Al ver la imagen, se puso a reír como el psicópata que era. Sin darle importancia al hecho que en ella podía ver a una chica muerta y desangrada ante sus ojos. 

—¿Qué mierda te hace tanta gracia? —le pregunté, golpeando mis manos contra la mesa. 

Se quedó entonces en silencio y sentí, de nuevo, como me absorbía con sus ojos. Tic-tac-tic-tac, sonaba el reloj, mientras me ahogaba en el silencio. No podía aguantar ni un segundo más en ese estado.

—¡Respóndeme! —le grité con el corazón retumbándome en mi pecho hasta dolerme.

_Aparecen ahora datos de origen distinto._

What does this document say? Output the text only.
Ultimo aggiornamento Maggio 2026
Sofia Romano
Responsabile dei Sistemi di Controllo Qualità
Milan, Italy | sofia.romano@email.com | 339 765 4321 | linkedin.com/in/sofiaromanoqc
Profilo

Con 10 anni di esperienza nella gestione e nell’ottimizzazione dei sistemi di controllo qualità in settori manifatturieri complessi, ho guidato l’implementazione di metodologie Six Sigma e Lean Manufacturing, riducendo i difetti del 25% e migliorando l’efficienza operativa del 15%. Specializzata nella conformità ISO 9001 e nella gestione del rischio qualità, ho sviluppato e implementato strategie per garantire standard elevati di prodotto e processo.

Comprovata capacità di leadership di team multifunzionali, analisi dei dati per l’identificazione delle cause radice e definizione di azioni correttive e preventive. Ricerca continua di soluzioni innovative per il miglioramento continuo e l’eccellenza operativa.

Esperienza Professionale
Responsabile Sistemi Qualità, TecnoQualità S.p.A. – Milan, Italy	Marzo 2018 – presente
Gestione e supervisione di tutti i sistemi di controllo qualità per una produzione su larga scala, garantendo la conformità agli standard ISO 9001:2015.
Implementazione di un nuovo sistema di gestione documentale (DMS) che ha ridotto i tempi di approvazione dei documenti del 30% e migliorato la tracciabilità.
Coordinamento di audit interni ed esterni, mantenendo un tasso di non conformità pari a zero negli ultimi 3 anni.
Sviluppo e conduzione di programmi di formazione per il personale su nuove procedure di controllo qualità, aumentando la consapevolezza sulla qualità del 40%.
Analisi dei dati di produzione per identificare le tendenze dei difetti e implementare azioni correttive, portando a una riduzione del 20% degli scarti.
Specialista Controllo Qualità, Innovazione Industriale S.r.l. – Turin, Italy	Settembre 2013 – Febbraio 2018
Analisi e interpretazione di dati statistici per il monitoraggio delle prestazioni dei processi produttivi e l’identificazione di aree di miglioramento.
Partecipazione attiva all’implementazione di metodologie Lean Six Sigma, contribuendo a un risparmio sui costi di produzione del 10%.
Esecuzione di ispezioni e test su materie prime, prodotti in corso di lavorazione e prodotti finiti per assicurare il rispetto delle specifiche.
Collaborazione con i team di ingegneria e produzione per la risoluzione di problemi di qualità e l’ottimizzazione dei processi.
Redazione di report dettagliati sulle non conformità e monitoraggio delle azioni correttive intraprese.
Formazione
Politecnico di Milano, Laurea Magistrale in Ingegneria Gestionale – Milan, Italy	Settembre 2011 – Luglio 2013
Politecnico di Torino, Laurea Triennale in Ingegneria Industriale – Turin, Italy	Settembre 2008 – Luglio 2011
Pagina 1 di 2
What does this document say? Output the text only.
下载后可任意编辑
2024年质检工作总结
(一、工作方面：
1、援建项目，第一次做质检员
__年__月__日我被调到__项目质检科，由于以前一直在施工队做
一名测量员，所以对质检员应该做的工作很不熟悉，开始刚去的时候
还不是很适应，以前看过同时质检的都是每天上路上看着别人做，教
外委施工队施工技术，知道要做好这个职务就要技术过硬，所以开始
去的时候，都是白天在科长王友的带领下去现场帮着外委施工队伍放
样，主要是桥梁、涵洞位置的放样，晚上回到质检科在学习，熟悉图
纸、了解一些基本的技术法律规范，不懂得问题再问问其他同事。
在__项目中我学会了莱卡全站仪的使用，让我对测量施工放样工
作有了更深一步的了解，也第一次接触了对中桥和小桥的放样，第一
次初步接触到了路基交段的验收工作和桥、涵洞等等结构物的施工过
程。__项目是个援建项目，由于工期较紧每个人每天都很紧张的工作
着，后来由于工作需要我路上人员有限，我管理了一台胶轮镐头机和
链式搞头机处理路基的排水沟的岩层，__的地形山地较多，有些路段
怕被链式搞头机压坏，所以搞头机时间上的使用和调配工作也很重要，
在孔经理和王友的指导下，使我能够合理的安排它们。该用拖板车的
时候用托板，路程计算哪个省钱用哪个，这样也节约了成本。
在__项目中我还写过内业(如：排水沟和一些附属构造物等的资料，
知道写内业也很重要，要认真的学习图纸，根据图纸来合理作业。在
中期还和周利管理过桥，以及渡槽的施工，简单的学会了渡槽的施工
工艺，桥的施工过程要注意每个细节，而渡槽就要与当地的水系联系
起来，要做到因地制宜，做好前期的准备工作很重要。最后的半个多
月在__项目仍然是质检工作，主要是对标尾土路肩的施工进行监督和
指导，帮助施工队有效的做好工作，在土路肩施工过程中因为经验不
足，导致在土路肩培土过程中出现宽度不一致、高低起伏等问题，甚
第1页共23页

Pero de repente se levantó muy enfurecido y tiró no solo los papeles, sino toda la mesa entera al suelo. Iba a por mí. 

—¡Hija de puta, te mataré! Juro que te mataré por lo que hiciste —me decía, mientras me retenía contra la pared con sus manos en mi cuello. 

Intenté sacármelo de encima, pero tenía demasiada fuerza para poder hacer algo. Sentía que perdía el conocimiento por segundos y, entonces, por suerte, entraron los guardas de seguridad. Hicieron falta cuatro, e incluso cinco de ellos, para sacarme de encima a ese monstruo. Justo después me desmayé ante la falta de aire y la tensión del momento. Me desperté unas horas después en el hospital.  

—Quiero que te tomes una semana de vacaciones —me dijo Barry con un tono de voz y una mirada que reflejaba cierta decepción. 

—Si, señor... —le respondí, decepcionada también conmigo misma por mi imprudencia. 

Aún así, ¿sería capaz de quedarme tranquila una semana entera?, me preguntaba. Al fin y al cabo, no podría quedarme de brazos cruzados si había puesto un hombre inocente en la cárcel y, por tanto, el asesino iba rondando de nuevo tranquilamente por las calles de un pueblo desolado por el miedo. 

Divagando entre oscuros pensamientos, se hicieron casi las doce de la noche y, sin embargo, el sol se alzaba aún a medianoche.